A number of them, I would even say most, refer their encounter of some poor, very poor people, people suffering injustice, to their encounter of Jesus of Nazareth, who, as you know, is at the center of the Christian religion and appeared typically poor and humble, close to the poor of his time and people, he is of course the most essential reference for the Jesuits. In the back finally of all this, there is currently among the Jesuits a view of God himself, as the poor one near us, not the mighty, paradoxically (paradoxically because we say he is God) as the one who deprives himself of everything for us even if we do not repay.
Already as he creates us he gives of himself, he gives himself (the Gospel says he lets his sun shine for all, good and evil people alike). It is a religious view of this kind which animates the Jesuits, many of them at least, in their attention for the poor, the sick, the people in need, the disenfranchised, it animates them in their love for all these, one can say. Not just a moralistic or an ethical view, it is rather a question of encountering that Jesus of Nazareth and of encountering God himself in the poor and humble people and when working for them. That does not say that they do not build up an ethical view as a consequence, but the spring of their action is then directly religious too.

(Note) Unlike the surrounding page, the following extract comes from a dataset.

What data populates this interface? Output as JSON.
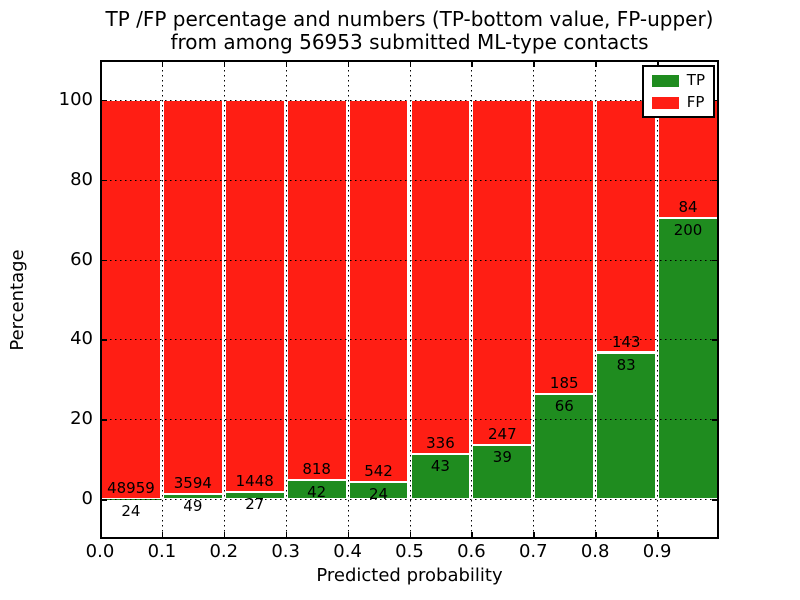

Why did all this finally get so much enhanced in the years 50 to 80 of the last century? Probably, it was because poverty and injustice have struck more in the aftermath of the 2nd World War and because war was fought by quite a few in order, among other things, to free people "from want". In certain countries too there was the feeling that all, including the poor, had terribly suffered from the war, and that the poor deserved as a consequence to be really recognized as equal partners and citizens, which they were not always before. In the Church it led to a Council, Vatican II, which presented the war against injustice as an essential element of the Christian commitment. It is there that the Jesuits themselves of course belonged and still belong, with the hope that this attention to the poor and to all the unjustly treated never die in their community.